A Night of Poetry at the Old Fiske MuseumSep 28, 2020 12:01PM ● By Brendan Zimmerman
On the cusp of fall, with the temperature dropping and the leaves beginning to turn, the sounds of poetry could be heard reverberating from the lawn of the Old Fiske Museum in Wrentham.
I was attending a live poetry reading, which was hosted by the Wrentham Cultural Council. The event was held on Friday, September 11, and marked the first community poetry night since the pandemic began.
Sitting in my lawn chair, I felt at home with my fellow poetry lovers, all local residents with stories to tell through the rhythmic words they love. With LED lights strewn across a fence nearby, the atmosphere felt warm – the perfect setting for a poetry reading.
We were all gathered in a semicircle, socially distanced, with a podium and microphone placed at the front. Between each reading, the microphone was cleaned to ensure proper sanitation for each speaker.
As the night went on, several of the attendees participated in the readings. Each speaker brought something different to be read, whether it was an original self-written poem, or a few of their favorite published works by notable poets. Most brought a mix of both.
Evelyn Zepf, the chair of the Wrentham Cultural Council, explained the event series’ popularity with the community.
“There aren’t a lot of places for unpublished poets to read their work, and there aren’t a lot of social gatherings focused on poetry. It’s local, free, and very enjoyable.”

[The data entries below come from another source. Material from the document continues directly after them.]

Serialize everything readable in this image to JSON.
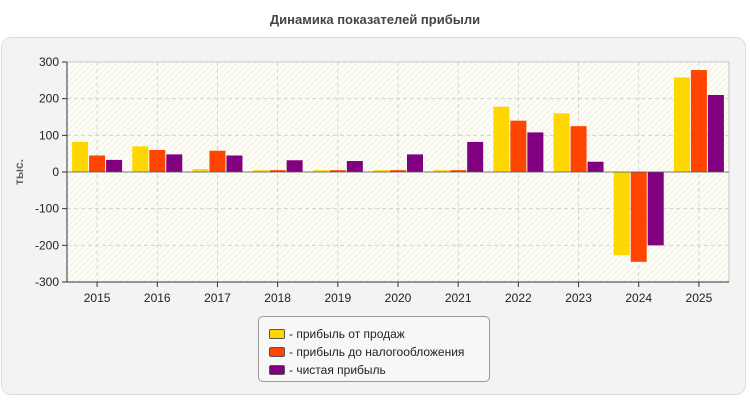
{
  "chart_data": {
    "type": "bar",
    "title": "Динамика показателей прибыли",
    "ylabel": "тыс.",
    "xlabel": "",
    "categories": [
      "2015",
      "2016",
      "2017",
      "2018",
      "2019",
      "2020",
      "2021",
      "2022",
      "2023",
      "2024",
      "2025"
    ],
    "ylim": [
      -300,
      300
    ],
    "yticks": [
      -300,
      -200,
      -100,
      0,
      100,
      200,
      300
    ],
    "series": [
      {
        "name": "- прибыль от продаж",
        "color": "#ffd700",
        "values": [
          82,
          70,
          8,
          5,
          5,
          5,
          5,
          178,
          160,
          -227,
          258
        ]
      },
      {
        "name": "- прибыль до налогообложения",
        "color": "#ff4500",
        "values": [
          45,
          60,
          58,
          5,
          5,
          5,
          5,
          140,
          125,
          -245,
          278
        ]
      },
      {
        "name": "- чистая прибыль",
        "color": "#800080",
        "values": [
          33,
          48,
          45,
          32,
          30,
          48,
          82,
          108,
          28,
          -200,
          210
        ]
      }
    ],
    "grid": true,
    "legend_position": "bottom"
  }
}
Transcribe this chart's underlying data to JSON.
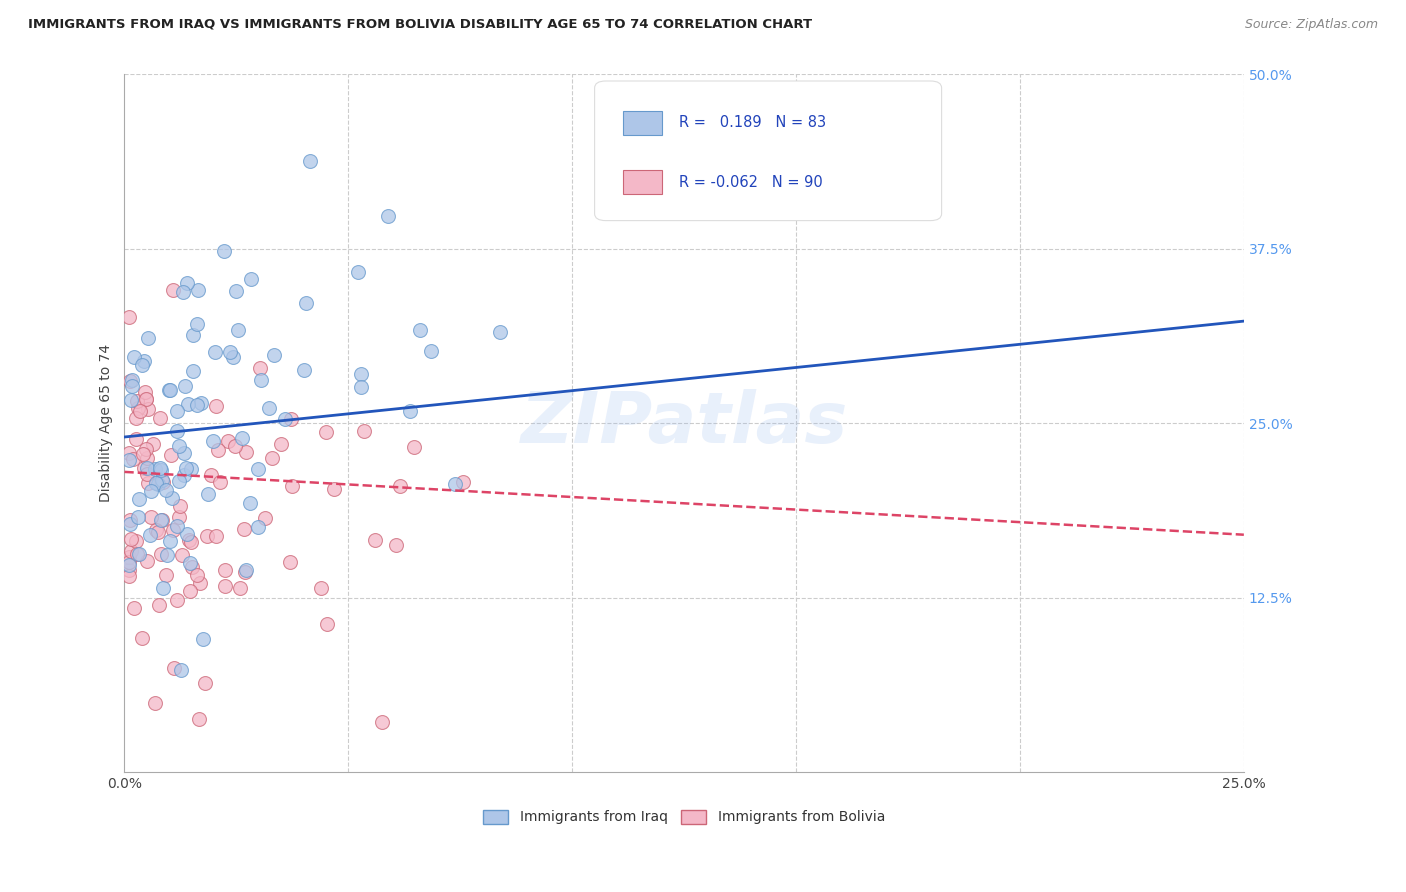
{
  "title": "IMMIGRANTS FROM IRAQ VS IMMIGRANTS FROM BOLIVIA DISABILITY AGE 65 TO 74 CORRELATION CHART",
  "source": "Source: ZipAtlas.com",
  "ylabel": "Disability Age 65 to 74",
  "xlim": [
    0.0,
    0.25
  ],
  "ylim": [
    0.0,
    0.5
  ],
  "iraq_color": "#aec6e8",
  "iraq_edge": "#6699cc",
  "bolivia_color": "#f4b8c8",
  "bolivia_edge": "#cc6677",
  "iraq_line_color": "#2255bb",
  "bolivia_line_color": "#dd4466",
  "iraq_R": 0.189,
  "iraq_N": 83,
  "bolivia_R": -0.062,
  "bolivia_N": 90,
  "watermark": "ZIPatlas",
  "background_color": "#ffffff",
  "tick_color": "#5599ee",
  "legend_text_color": "#2244bb",
  "iraq_line_y0": 0.24,
  "iraq_line_y1": 0.323,
  "bolivia_line_y0": 0.215,
  "bolivia_line_y1": 0.17
}
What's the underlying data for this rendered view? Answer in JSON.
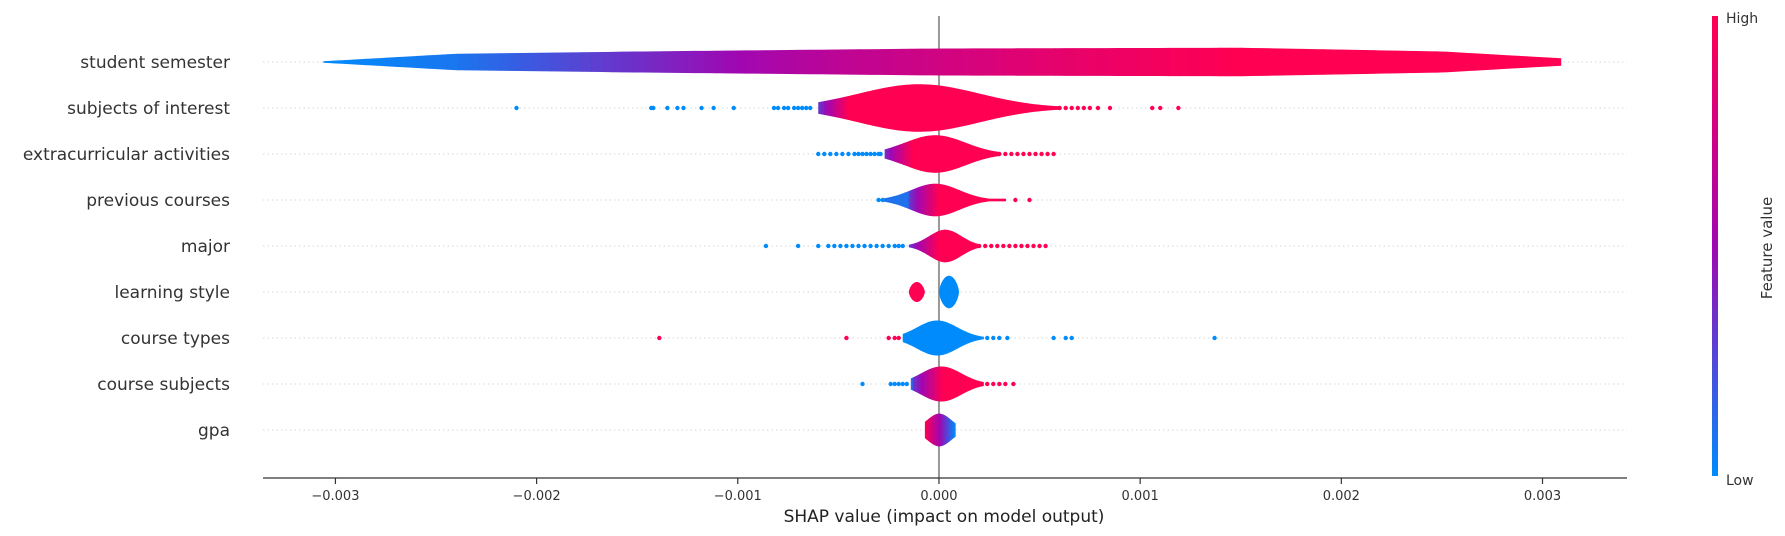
{
  "chart_data": {
    "type": "violin",
    "xlabel": "SHAP value (impact on model output)",
    "xlim": [
      -0.00336,
      0.00342
    ],
    "x_ticks": [
      -0.003,
      -0.002,
      -0.001,
      0.0,
      0.001,
      0.002,
      0.003
    ],
    "x_tick_labels": [
      "−0.003",
      "−0.002",
      "−0.001",
      "0.000",
      "0.001",
      "0.002",
      "0.003"
    ],
    "zero_line": 0.0,
    "colorbar": {
      "title": "Feature value",
      "high_label": "High",
      "low_label": "Low",
      "low_color": "#008bfb",
      "high_color": "#ff0052"
    },
    "features": [
      {
        "name": "student semester",
        "shape": "band",
        "range": [
          -0.00306,
          0.00309
        ],
        "color_gradient": [
          [
            -0.00306,
            0.0
          ],
          [
            -0.0024,
            0.08
          ],
          [
            -0.0015,
            0.35
          ],
          [
            -0.0005,
            0.65
          ],
          [
            0.0005,
            0.85
          ],
          [
            0.0015,
            1.0
          ],
          [
            0.00309,
            1.0
          ]
        ],
        "width_profile": [
          [
            -0.00306,
            0.05
          ],
          [
            -0.0024,
            0.55
          ],
          [
            -0.0015,
            0.7
          ],
          [
            0.0,
            0.9
          ],
          [
            0.0015,
            0.95
          ],
          [
            0.0025,
            0.7
          ],
          [
            0.00309,
            0.25
          ]
        ]
      },
      {
        "name": "subjects of interest",
        "shape": "violin",
        "body_range": [
          -0.0006,
          0.0006
        ],
        "center": -0.0001,
        "peak": 0.95,
        "width_sd": 0.0003,
        "color_break": -0.0006,
        "low_points": [
          -0.0021,
          -0.00143,
          -0.00142,
          -0.00135,
          -0.0013,
          -0.00127,
          -0.00118,
          -0.00112,
          -0.00102,
          -0.00082,
          -0.0008,
          -0.00077,
          -0.00075,
          -0.00072,
          -0.0007,
          -0.00068,
          -0.00066,
          -0.00064
        ],
        "high_points": [
          0.0006,
          0.00063,
          0.00066,
          0.00069,
          0.00072,
          0.00075,
          0.00079,
          0.00085,
          0.00106,
          0.0011,
          0.00119
        ]
      },
      {
        "name": "extracurricular activities",
        "shape": "violin",
        "body_range": [
          -0.00027,
          0.0003
        ],
        "center": -2e-05,
        "peak": 0.75,
        "width_sd": 0.00015,
        "color_break": -0.00028,
        "low_points": [
          -0.0006,
          -0.00057,
          -0.00054,
          -0.00051,
          -0.00048,
          -0.00045,
          -0.00042,
          -0.0004,
          -0.00038,
          -0.00036,
          -0.00034,
          -0.00032,
          -0.0003,
          -0.00029
        ],
        "high_points": [
          0.0003,
          0.00033,
          0.00036,
          0.00039,
          0.00042,
          0.00045,
          0.00048,
          0.00051,
          0.00054,
          0.00057
        ]
      },
      {
        "name": "previous courses",
        "shape": "violin",
        "body_range": [
          -0.00028,
          0.00033
        ],
        "center": -2e-05,
        "peak": 0.65,
        "width_sd": 0.00012,
        "color_break": -0.00015,
        "low_points": [
          -0.0003,
          -0.00028
        ],
        "high_points": [
          0.00038,
          0.00045
        ]
      },
      {
        "name": "major",
        "shape": "violin",
        "body_range": [
          -0.00015,
          0.0002
        ],
        "center": 3e-05,
        "peak": 0.65,
        "width_sd": 8e-05,
        "color_break": -0.00015,
        "low_points": [
          -0.00086,
          -0.0007,
          -0.0006,
          -0.00055,
          -0.00052,
          -0.00049,
          -0.00046,
          -0.00043,
          -0.0004,
          -0.00037,
          -0.00034,
          -0.00031,
          -0.00028,
          -0.00025,
          -0.00022,
          -0.0002,
          -0.00018
        ],
        "high_points": [
          0.0002,
          0.00023,
          0.00026,
          0.00029,
          0.00032,
          0.00035,
          0.00038,
          0.00041,
          0.00044,
          0.00047,
          0.0005,
          0.00053
        ]
      },
      {
        "name": "learning style",
        "shape": "two-violins",
        "blobs": [
          {
            "center": -0.00011,
            "half_width": 4e-05,
            "peak": 0.4,
            "color": "#ff0052"
          },
          {
            "center": 5e-05,
            "half_width": 5e-05,
            "peak": 0.65,
            "color": "#008bfb"
          }
        ],
        "low_points": [],
        "high_points": []
      },
      {
        "name": "course types",
        "shape": "violin",
        "body_range": [
          -0.00018,
          0.00022
        ],
        "center": -1e-05,
        "peak": 0.7,
        "width_sd": 0.0001,
        "color_break": 99,
        "base_color": "#008bfb",
        "extra_points": [
          {
            "x": -0.00139,
            "c": "#ff0052"
          },
          {
            "x": -0.00046,
            "c": "#ff0052"
          },
          {
            "x": -0.00025,
            "c": "#ff0052"
          },
          {
            "x": -0.00022,
            "c": "#ff0052"
          },
          {
            "x": -0.0002,
            "c": "#ff0052"
          },
          {
            "x": 0.00024,
            "c": "#008bfb"
          },
          {
            "x": 0.00027,
            "c": "#008bfb"
          },
          {
            "x": 0.0003,
            "c": "#008bfb"
          },
          {
            "x": 0.00034,
            "c": "#008bfb"
          },
          {
            "x": 0.00057,
            "c": "#008bfb"
          },
          {
            "x": 0.00063,
            "c": "#008bfb"
          },
          {
            "x": 0.00066,
            "c": "#008bfb"
          },
          {
            "x": 0.00137,
            "c": "#008bfb"
          }
        ]
      },
      {
        "name": "course subjects",
        "shape": "violin",
        "body_range": [
          -0.00014,
          0.00022
        ],
        "center": 1e-05,
        "peak": 0.7,
        "width_sd": 0.0001,
        "color_break": -0.00013,
        "low_points": [
          -0.00038,
          -0.00024,
          -0.00022,
          -0.0002,
          -0.00018,
          -0.00016
        ],
        "high_points": [
          0.00024,
          0.00027,
          0.0003,
          0.00033,
          0.00037
        ]
      },
      {
        "name": "gpa",
        "shape": "violin",
        "body_range": [
          -7e-05,
          8e-05
        ],
        "center": 0.0,
        "peak": 0.65,
        "width_sd": 6e-05,
        "gradient": "high-to-low",
        "low_points": [],
        "high_points": []
      }
    ]
  }
}
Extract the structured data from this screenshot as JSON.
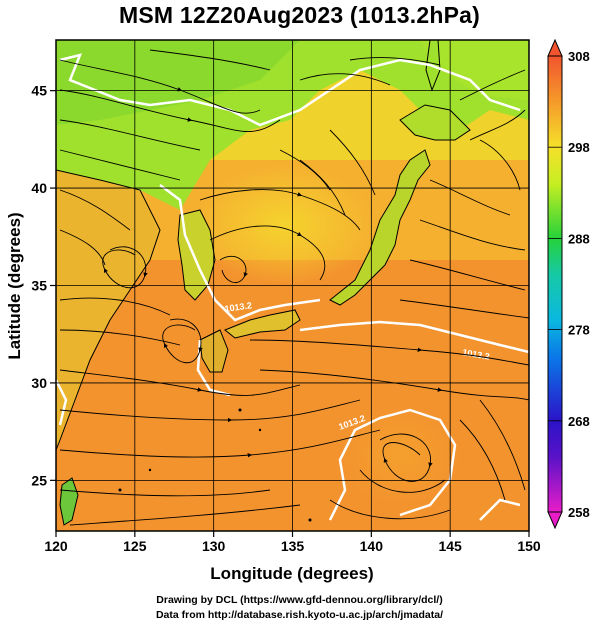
{
  "title": "MSM 12Z20Aug2023 (1013.2hPa)",
  "chart_data": {
    "type": "heatmap",
    "title": "MSM 12Z20Aug2023 (1013.2hPa)",
    "xlabel": "Longitude (degrees)",
    "ylabel": "Latitude  (degrees)",
    "xlim": [
      120,
      150
    ],
    "ylim": [
      22.4,
      47.6
    ],
    "x_ticks": [
      "120",
      "125",
      "130",
      "135",
      "140",
      "145",
      "150"
    ],
    "y_ticks": [
      "25",
      "30",
      "35",
      "40",
      "45"
    ],
    "grid": true,
    "colorbar": {
      "range": [
        258,
        308
      ],
      "tick_labels": [
        "308",
        "298",
        "288",
        "278",
        "268",
        "258"
      ],
      "colors": [
        "#e81dc8",
        "#2b13c8",
        "#0a9cf0",
        "#16c9a6",
        "#25d23a",
        "#c6ee22",
        "#f5e12a",
        "#f59a2a",
        "#f2552e"
      ]
    },
    "field_colors": {
      "ocean_south": "#f08a2e",
      "ocean_mid": "#f5a630",
      "sea_of_japan": "#f6cc2f",
      "north_land": "#9fe12c",
      "north_sea": "#c4ea2a",
      "land": "#6cc83a"
    },
    "contour_labels": [
      "1013.2",
      "1013.2",
      "1013.2"
    ]
  },
  "credits": {
    "line1": "Drawing by DCL (https://www.gfd-dennou.org/library/dcl/)",
    "line2": "Data from http://database.rish.kyoto-u.ac.jp/arch/jmadata/"
  }
}
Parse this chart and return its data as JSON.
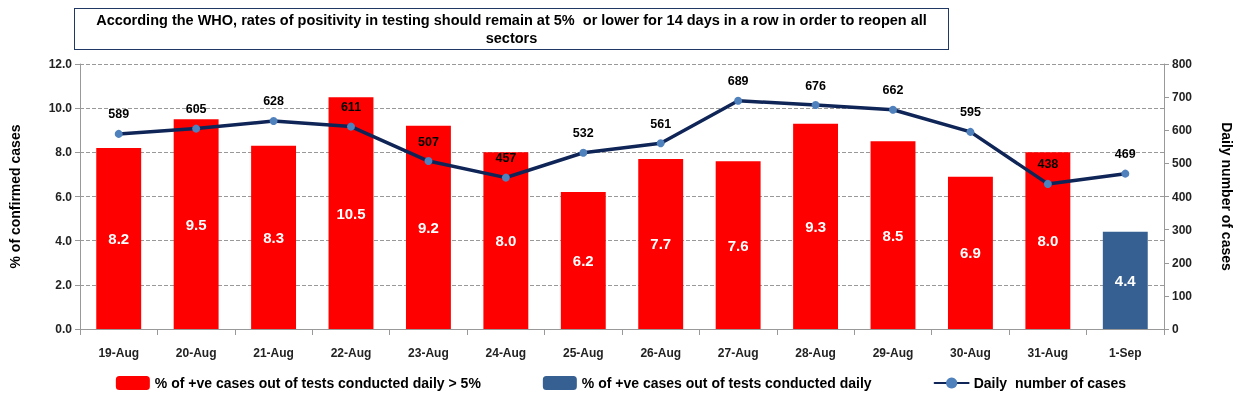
{
  "chart_data": {
    "type": "bar",
    "title": "According the WHO, rates of positivity in testing should remain at 5%  or lower for 14 days in a row in order to reopen all sectors",
    "ylabel": "% of confirmed cases",
    "y2label": "Daily number of cases",
    "categories": [
      "19-Aug",
      "20-Aug",
      "21-Aug",
      "22-Aug",
      "23-Aug",
      "24-Aug",
      "25-Aug",
      "26-Aug",
      "27-Aug",
      "28-Aug",
      "29-Aug",
      "30-Aug",
      "31-Aug",
      "1-Sep"
    ],
    "series": [
      {
        "name": "% of +ve cases out of tests conducted daily > 5%",
        "color": "#ff0000",
        "values": [
          8.2,
          9.5,
          8.3,
          10.5,
          9.2,
          8.0,
          6.2,
          7.7,
          7.6,
          9.3,
          8.5,
          6.9,
          8.0,
          null
        ],
        "value_labels": [
          "8.2",
          "9.5",
          "8.3",
          "10.5",
          "9.2",
          "8.0",
          "6.2",
          "7.7",
          "7.6",
          "9.3",
          "8.5",
          "6.9",
          "8.0",
          null
        ]
      },
      {
        "name": "% of +ve cases out of tests conducted daily",
        "color": "#376092",
        "values": [
          null,
          null,
          null,
          null,
          null,
          null,
          null,
          null,
          null,
          null,
          null,
          null,
          null,
          4.4
        ],
        "value_labels": [
          null,
          null,
          null,
          null,
          null,
          null,
          null,
          null,
          null,
          null,
          null,
          null,
          null,
          "4.4"
        ]
      },
      {
        "name": "Daily  number of cases",
        "type": "line",
        "axis": "y2",
        "color": "#0f2557",
        "colors": [
          "#4f81bd",
          "#4f81bd",
          "#4f81bd",
          "#4f81bd",
          "#4f81bd",
          "#4f81bd",
          "#4f81bd",
          "#4f81bd",
          "#4f81bd",
          "#4f81bd",
          "#4f81bd",
          "#4f81bd",
          "#4f81bd",
          "#4f81bd"
        ],
        "values": [
          589,
          605,
          628,
          611,
          507,
          457,
          532,
          561,
          689,
          676,
          662,
          595,
          438,
          469
        ],
        "value_labels": [
          "589",
          "605",
          "628",
          "611",
          "507",
          "457",
          "532",
          "561",
          "689",
          "676",
          "662",
          "595",
          "438",
          "469"
        ]
      }
    ],
    "ylim": [
      0,
      12
    ],
    "yticks": [
      {
        "value": 0,
        "label": "0.0"
      },
      {
        "value": 2,
        "label": "2.0"
      },
      {
        "value": 4,
        "label": "4.0"
      },
      {
        "value": 6,
        "label": "6.0"
      },
      {
        "value": 8,
        "label": "8.0"
      },
      {
        "value": 10,
        "label": "10.0"
      },
      {
        "value": 12,
        "label": "12.0"
      }
    ],
    "y2lim": [
      0,
      800
    ],
    "y2ticks": [
      0,
      100,
      200,
      300,
      400,
      500,
      600,
      700,
      800
    ],
    "grid": "y",
    "legend": "bottom",
    "marker": "circle",
    "line_style": "solid"
  }
}
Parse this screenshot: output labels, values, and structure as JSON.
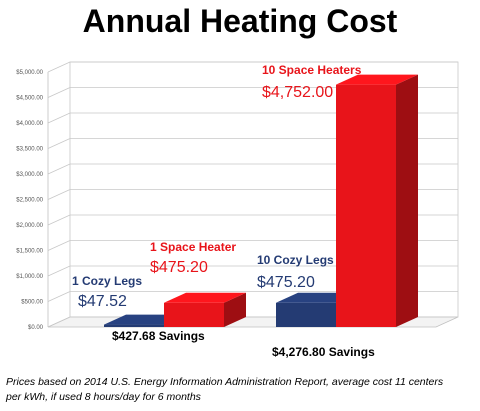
{
  "chart_data": {
    "type": "bar",
    "title": "Annual Heating Cost",
    "ylim": [
      0,
      5000
    ],
    "yticks": [
      0,
      500,
      1000,
      1500,
      2000,
      2500,
      3000,
      3500,
      4000,
      4500,
      5000
    ],
    "ytick_labels": [
      "$0.00",
      "$500.00",
      "$1,000.00",
      "$1,500.00",
      "$2,000.00",
      "$2,500.00",
      "$3,000.00",
      "$3,500.00",
      "$4,000.00",
      "$4,500.00",
      "$5,000.00"
    ],
    "grid": true,
    "groups": [
      {
        "savings_label": "$427.68 Savings",
        "bars": [
          {
            "name": "1 Cozy Legs",
            "value": 47.52,
            "value_label": "$47.52"
          },
          {
            "name": "1 Space Heater",
            "value": 475.2,
            "value_label": "$475.20"
          }
        ]
      },
      {
        "savings_label": "$4,276.80 Savings",
        "bars": [
          {
            "name": "10 Cozy Legs",
            "value": 475.2,
            "value_label": "$475.20"
          },
          {
            "name": "10 Space Heaters",
            "value": 4752.0,
            "value_label": "$4,752.00"
          }
        ]
      }
    ],
    "colors": {
      "cozy_legs": "#243b73",
      "space_heater": "#e8141a"
    }
  },
  "footnote": {
    "line1": "Prices based on 2014 U.S. Energy Information Administration Report, average cost 11 centers",
    "line2": "per kWh, if used 8 hours/day for 6 months"
  }
}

She also spoke of the importance such readings can have for these attendees.
“For writers, it’s gratifying to have an audience for the poetry you’ve labored over. Poetry is meant to be shared and read aloud.”
There were some themes that emerged in several of the readings that ranged from topical to eternal, including love, loss, the burden of the coronavirus pandemic, climate change, and memories.
With every poem, there was passion on the face of each reader, as their chosen works reflected feelings they had been wrestling with, or fond tributes to loved ones (including beloved pets).
The works of famous poets were read, including Maya Angelou, Sylvia Plath, and Mary Oliver, but it was especially exciting to hear the original works of each speaker in various forms like haikus, sonnets, and free verse. These were the works of lifelong lovers of poetry, or those that started writing recently; the entirety of the event was filled with such heartfelt contributions.
As of now, there is no definite date for another poetry night. Though the event used to occur quarterly during pre-pandemic times, the Wrentham Cultural Council is hoping to bring it back again soon, along with more events that are usually planned for the fall and winter. It all depends on the pandemic and what is possible moving forward.
Hopefully, there will be another chance soon for residents to get together and share their love of poetry.
Zepf spoke about the importance of poetry in our difficult times.
“Right now, with all of our societal problems, divisions, and disease, it’s easy to lose sight of joy, personal pleasures, relationships, and the beauty of the natural world--all of the things that still exist and are important to us as human beings. Poetry can bring the important things back to light in really satisfying ways.”